Je suis comme de l’eau qui s’écoule, et tous mes os se séparent Imprimer Email
Écrit par Charles Spurgeon   
Dévotions du 11 Avril.

Dévotion du Matin:

Je suis comme de l’eau qui s’écoule, et tous mes os se séparent. (Psaume 22:15).

La terre et le ciel ont-ils jamais contemplé plus triste spectacle de malheur? Dans l’âme et dans le corps, notre Seigneur éprouva lui-même une grande faiblesse, comme de l’eau qui s’écoule sur la terre. Le fait de placer la croix dans son trou, l’avait violemment éprouvé, avait tendu tous ses ligaments, mis à vif tous ses nerfs, et plus ou moins disjoint tous ses os. Chargé de tout son propre poids, notre Seigneur a éprouvé la tension croissante pendant ces six longues heures. Sa faiblesse s’était généralisée, et dans sa conscience il ne devenait rien d’autre qu’une masse de misère agonisante. Quand Daniel eut la grande vision, il décrit aussi ses sensations. "Il ne resta en moi aucune force, car ma vigueur n’était plus que sécheresse, la force m’abandonna." Combien plus grande fut la détresse de notre plus grand prophète quand il vit la terrible vision de la colère de Dieu, et qu’il l’éprouva en son âme! Pour nous, les sensations telles que celles endurées par notre Seigneur, auraient été insupportables, mais dans son cas, bien que blessé, il a vidé la coupe et en a goûté chaque goutte.

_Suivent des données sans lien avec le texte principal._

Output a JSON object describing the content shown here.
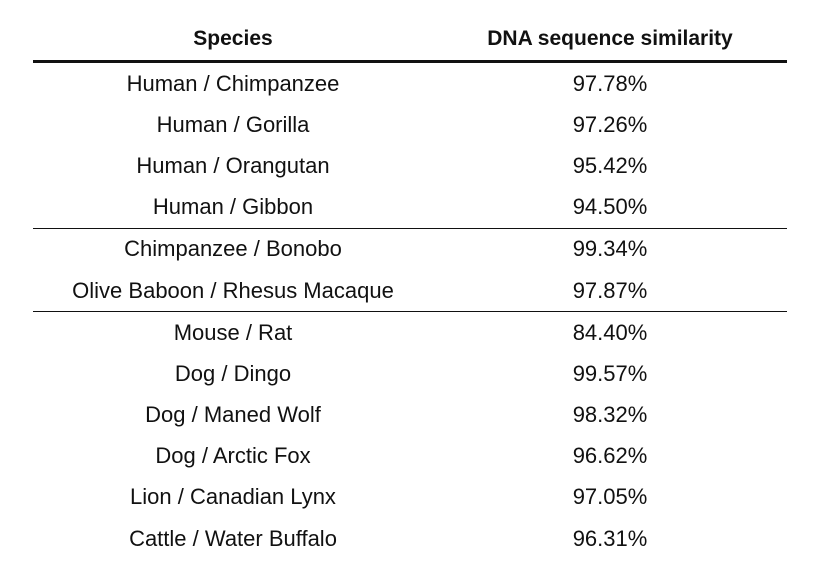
{
  "table": {
    "headers": {
      "species": "Species",
      "similarity": "DNA sequence similarity"
    },
    "rows": [
      {
        "species": "Human / Chimpanzee",
        "similarity": "97.78%"
      },
      {
        "species": "Human / Gorilla",
        "similarity": "97.26%"
      },
      {
        "species": "Human / Orangutan",
        "similarity": "95.42%"
      },
      {
        "species": "Human / Gibbon",
        "similarity": "94.50%"
      },
      {
        "species": "Chimpanzee / Bonobo",
        "similarity": "99.34%"
      },
      {
        "species": "Olive Baboon / Rhesus Macaque",
        "similarity": "97.87%"
      },
      {
        "species": "Mouse / Rat",
        "similarity": "84.40%"
      },
      {
        "species": "Dog / Dingo",
        "similarity": "99.57%"
      },
      {
        "species": "Dog / Maned Wolf",
        "similarity": "98.32%"
      },
      {
        "species": "Dog / Arctic Fox",
        "similarity": "96.62%"
      },
      {
        "species": "Lion / Canadian Lynx",
        "similarity": "97.05%"
      },
      {
        "species": "Cattle / Water Buffalo",
        "similarity": "96.31%"
      }
    ]
  }
}
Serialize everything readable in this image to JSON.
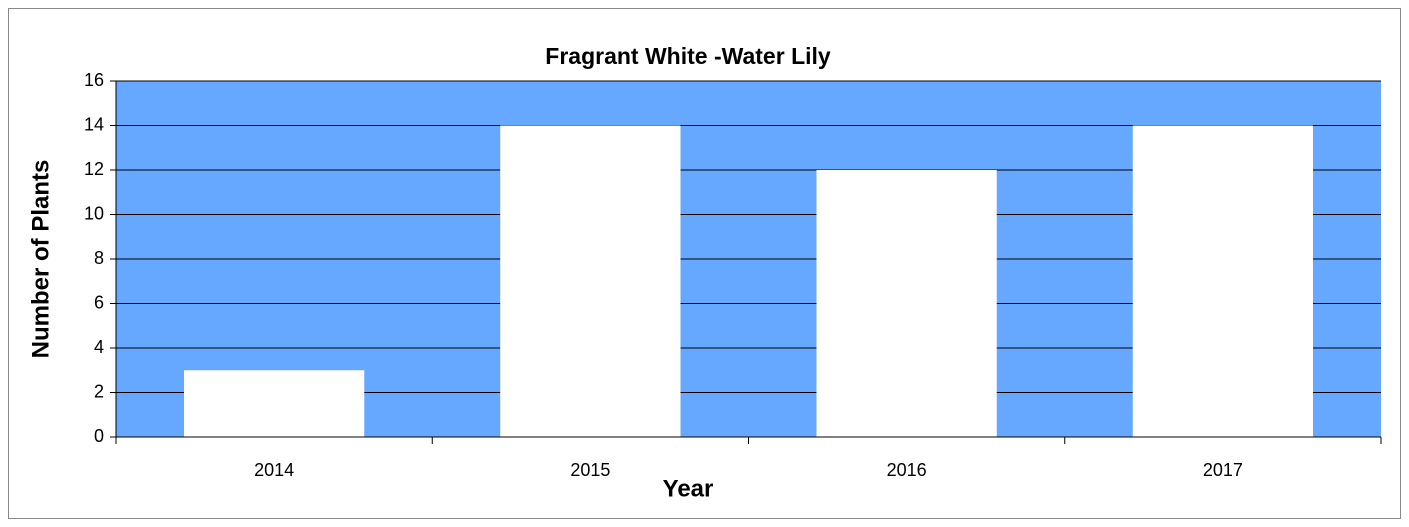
{
  "chart_data": {
    "type": "bar",
    "title": "Fragrant White -Water Lily",
    "categories": [
      "2014",
      "2015",
      "2016",
      "2017"
    ],
    "values": [
      3,
      14,
      12,
      14
    ],
    "color": "#ffffff",
    "plot_background": "#66a8ff",
    "xlabel": "Year",
    "ylabel": "Number of Plants",
    "ylim": [
      0,
      16
    ],
    "yticks": [
      0,
      2,
      4,
      6,
      8,
      10,
      12,
      14,
      16
    ],
    "grid": true
  }
}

O Roi de douleur, ce titre étrange bien que vrai
A toi seulement de tous les Rois, est convenable.
O Roi de douleur! Quel chagrin j’ai pour Toi,
Qui dans toutes mes douleurs m’a gardé!

Quand nous nous agenouillons devant le trône de notre Sauveur maintenant élevé, puissions-nous bien nous souvenir du chemin par lequel il a préparé pour nous un trône de grâce; buvons en esprit de Sa coupe, afin que nous puissions être fortifiés dans notre heure d’épreuve quand elle viendra.Dans son corps naturel, chaque membre a souffert, il doit en être dans notre corps spirituel; mais de même que dans toutes ses souffrances et ses malheurs son corps fut brisé pour la gloire et la puissance, son corps mystique traversera la fournaise en vainqueur.

Dévotion du Soir:

Vois ma misère et ma peine, Et pardonne tous mes péchés. (Psaume 25:18).

Il est bon pour nous de relier nos prières concernant nos soucis avec des appels à la clémence à propos de nos péchés; quand, étant sous la main de Dieu nous ne sommes pas préoccupés seulement par notre peine, mais que nous nous souvenons de nos offenses envers Dieu. Il est bon aussi d’apporter notre peine et notre péché au même lieu. C’est à Dieu que David apporta sa douleur, c’est à Dieu que David a confessé son péché. Toutes nos souffrances doivent être apportées à Dieu, le moindre de nos ennuis doit lui être exposé, car il compte les cheveux de notre tête, et nous pouvons lui confier nos plus grandes afflictions, puisqu’il tient l’océan dans le creux de sa main. Allez vers lui, quel que soit votre trouble, et vous le trouverez capable et désireux de vous soulager. Mais nous devons également présenter nos péchés à Dieu. Nous devons les apporter à la croix, afin que le sang coule sur eux pour les purger de leur culpabilité, et détruire leur pouvoir polluant.

La principale leçon de ce texte est celle-ci: "Nous devons aller vers le Seigneur avec nos peines et nos péchés, dans un bon état d’esprit." Remarquez que tout ce que David demande concernant son problème c’est: "Vois ma misère et ma peine," mais la prière suivante est beaucoup plus urgente, décisive, définie, simple: "Et pardonne tous mes péchés." Beaucoup de malheureux auraient dit: "enlève mon affliction et ma peine, et regarde à mes péchés".

Mais David ne dit pas cela, il crie: "Seigneur, en ce qui concerne mon affliction et ma peine, je ne te dicterai pas ce qu’il te serait sage de faire, je vais te les confier, et je serais de voir ma peine s’envoler, mais agis comme tu le veux. Quant à mes péchés, Seigneur, je sais ce que je veux que tu en fasses: je veux que tu les pardonnes. Je ne peux endurer de rester sous leur malédiction un moment de plus." Un chrétien considère l’affliction plus légère à supporter que le péché, il peut accepter que ses soucis continuent, mais il ne peut endurer le poids de ses transgressions.

 

A Méditer

Nous pouvons mieux supporter l'affliction que la prospérité, car dans la prospérité nous oublions Dieu. (Dwight L. Moody).